談馮小剛和他的《1942》,有一個大的歷史背景是不能忽略的。這個歷史背景就是政治權力對文學電影的宰製和閹割,從而使文學電影失去了本性、本色,文學電影成為政治的工具。具體地說就是,中國的作家和導演,在專制時代扮演的都是工具的角色,只是這個角色比較好聽,就是為政治服務的工具,為政治服務,就是為人民服務,為人民服務,就是搞文學戲劇式的下裡巴人,讓人民群眾看得懂。為人民服務的背後,是為權力服務,權力是為人民服務,文學要想為人民服務,就得為權力服務,經過權力仲介,才獲得為人民服務的資格。這是一個類似於平面幾何式的推理方式,即A等於B,B等於C,所以A等於C,權力為人民服務,文學為權力服務,所以文學也為人民服務。只是文學不是平面幾何,文學是複雜社會的激情形象的描述,文學服從的是文學本性,不是平面幾何的本性,不是權力的本性。文學為政治服務,文學就失去了自己的本性,變成權力的奴隸。中國的文學作品,電影作品,建國前三十年,基本上走的是這個路線,文學與電影不能越權力雷池一步,否則作家不是自殺、流放、批判,就是在監獄渡過自己的餘生。在權力的保護之下的作家,也是噤若寒蟬、言語失聲、言不由衷,靠說謊話、靠編造高大全式的人物混吃等死。
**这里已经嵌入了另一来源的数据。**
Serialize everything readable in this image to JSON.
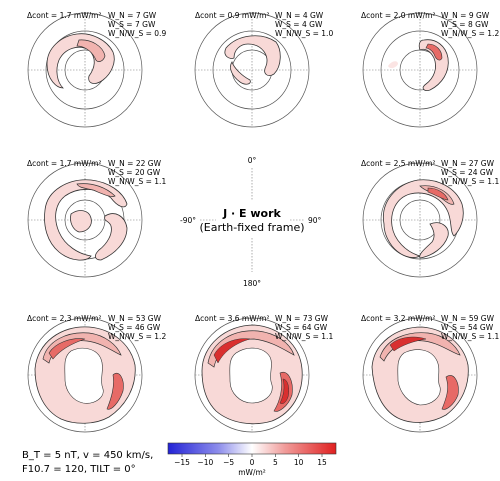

談馮小剛和他的《1942》,只有與其它的中國導演相比較才能顯明起來。比較的小背景是改革開放之後的文學電影的解凍。改革開放式的文學電影都經歷了一個解凍的時期,這個解凍時期與改革開放處在一個共生共榮的關係,改革開放鬆一鬆,文學發展榮一榮。改革開放緊一緊,文學電影發展不是玩自摸,就是玩自焚。中國的電影也因此隨著改革開放呈現了代際導演的特徵,即第五代導演、第六代導演及新生代導演的特徵。張藝謀因拍攝余華的《活著》觸動了權力的敏感神經,然後又拍攝反應民族性的《紅高粱》,再然後又拍攝了反應封建性的《大紅燈籠高高掛》,民族性和封建性都與權力有關,讓權力感受到了基礎性的搖晃。在1992年之後,張藝謀拍攝的電影行進的是市場與權力的中間路線,其電影表達的方式既有向市場要錢票的張狂,又有向權力要空間的曲意奉承,在收到市場效果的同時,也放棄了電影人的獨立人格。當《金陵十三釵》再次以摻上地溝油老湯式的民族主義形式面向市場要錢和向權力表忠心的時候,遇到了市場與權力的雙重尷尬和雙重淘汰。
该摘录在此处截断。